How the new tenant had contrived to commend himself to Mr. Mordaunt-Wagboom is something of a mystery. Probably it was his name rather than his appearance, which was shiny, not to say seedy. He encountered the Estate when that incorporated gentleman was engaged in painting the front door, and, in a deprecating voice, inquired whether twenty-five dollars a month would be considered.
“Maybe,” returned the Estate, whereupon the stranger introduced himself, with a stiff little bow, as Mr. Winslow Merivale.
Mr. Wagboom was favorably impressed with this, as possessing aristocratic implications.
“The name,” he pronounced, “is satisfactory. The sum is satisfactory. It is, however, essential that the lessor should measure up in character and status to the standards of the Mordaunt Estate.” This he had adapted from the prospectus of a correspondence school, which had come to him through the mail, very genteelly worded. “Family man?” he added briskly.
“Yes, sir.”
“How many of you?”
“Two.”
“Wife?”
“No, sir,” said the little man, very low.
“Son? Daughter? What age?”
“I have never been blessed with a child.”
“Then who–“
“Willy Woolly would share the house with me, sir.”
For the first time the Mordaunt Estate noticed a small, fluffy poodle, with an important expression, seated behind the railing.
“I don’t like dogs,” said the Mordaunt Estate curtly.
“Willy Woolly”–Mr. Winslow Merivale addressed his companion–“this gentleman does not like dogs.”
The Mordaunt Estate felt suddenly convicted of social error. The feeling deepened when Willy Woolly advanced, reckoned him up with an appraising eye, and, without the slightest loss of dignity, raised himself on his hind legs, offering the gesture of supplication. He did not, however, droop his paws in the accepted canine style; he joined them, finger tip to finger tip, elegantly and piously, after the manner of the Maiden’s Prayer.
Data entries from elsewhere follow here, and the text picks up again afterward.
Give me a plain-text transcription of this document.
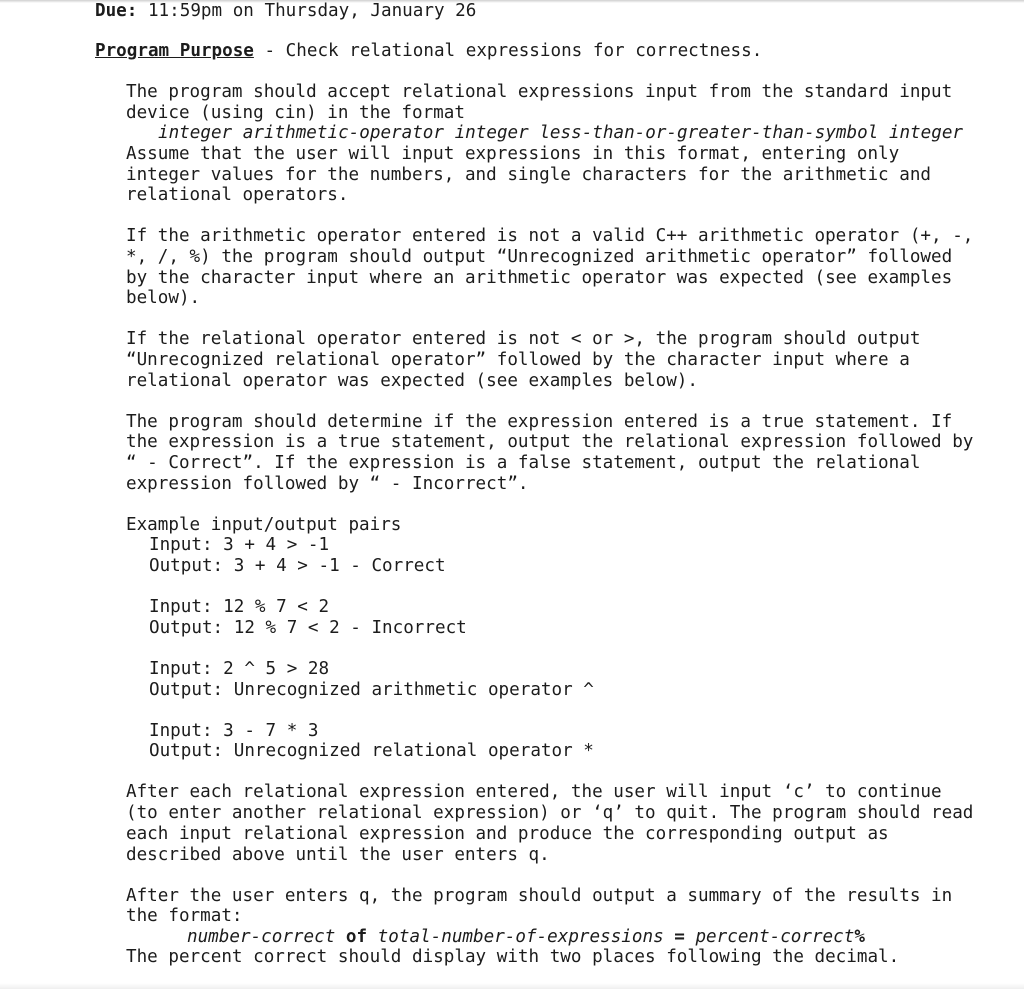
Due: 11:59pm on Thursday, January 26
Program Purpose - Check relational expressions for correctness.
The program should accept relational expressions input from the standard input
device (using cin) in the format
integer arithmetic-operator integer less-than-or-greater-than-symbol integer
Assume that the user will input expressions in this format, entering only
integer values for the numbers, and single characters for the arithmetic and
relational operators.
If the arithmetic operator entered is not a valid C++ arithmetic operator (+, -,
*, /, %) the program should output “Unrecognized arithmetic operator” followed
by the character input where an arithmetic operator was expected (see examples
below).
If the relational operator entered is not < or >, the program should output
“Unrecognized relational operator” followed by the character input where a
relational operator was expected (see examples below).
The program should determine if the expression entered is a true statement. If
the expression is a true statement, output the relational expression followed by
“ - Correct”. If the expression is a false statement, output the relational
expression followed by “ - Incorrect”.
Example input/output pairs
Input: 3 + 4 > -1
Output: 3 + 4 > -1 - Correct
Input: 12 % 7 < 2
Output: 12 % 7 < 2 - Incorrect
Input: 2 ^ 5 > 28
Output: Unrecognized arithmetic operator ^
Input: 3 - 7 * 3
Output: Unrecognized relational operator *
After each relational expression entered, the user will input ‘c’ to continue
(to enter another relational expression) or ‘q’ to quit. The program should read
each input relational expression and produce the corresponding output as
described above until the user enters q.
After the user enters q, the program should output a summary of the results in
the format:
number-correct of total-number-of-expressions = percent-correct%
The percent correct should display with two places following the decimal.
The Estate promptly capitulated.
“Some pup!” he exclaimed. “When did you want to move in?”
“At once, if you please.”
Before the Estate had finished his artistic improvements on the front door, the new tenant had begun the transfer of his simple lares and penates in a big hand-propelled pushcart. The initial load consisted in the usual implements of eating, sitting, and sleeping. But the burden of the half-dozen succeeding trips was homogeneous. Clocks. Big clocks, little clocks, old clocks, new clocks, fat clocks, lean clocks, solemn clocks, fussy clocks, clocks of red, of green, of brown, of pink, of white, of orange, of blue, clocks that sang, and clocks that rang, clocks that whistled, and blared, and piped, and drummed. One by one, the owner established them in their new domicile, adjusted them, dusted them, and wound them, and, as they set themselves once more to their meticulous busy-ness, that place which had for so long been muffled in quiet and deadened with dust, gave forth the tiny bustle of unresting mechanism and the pleasant chime of the hours. Number 37 became the House of Silvery Voices.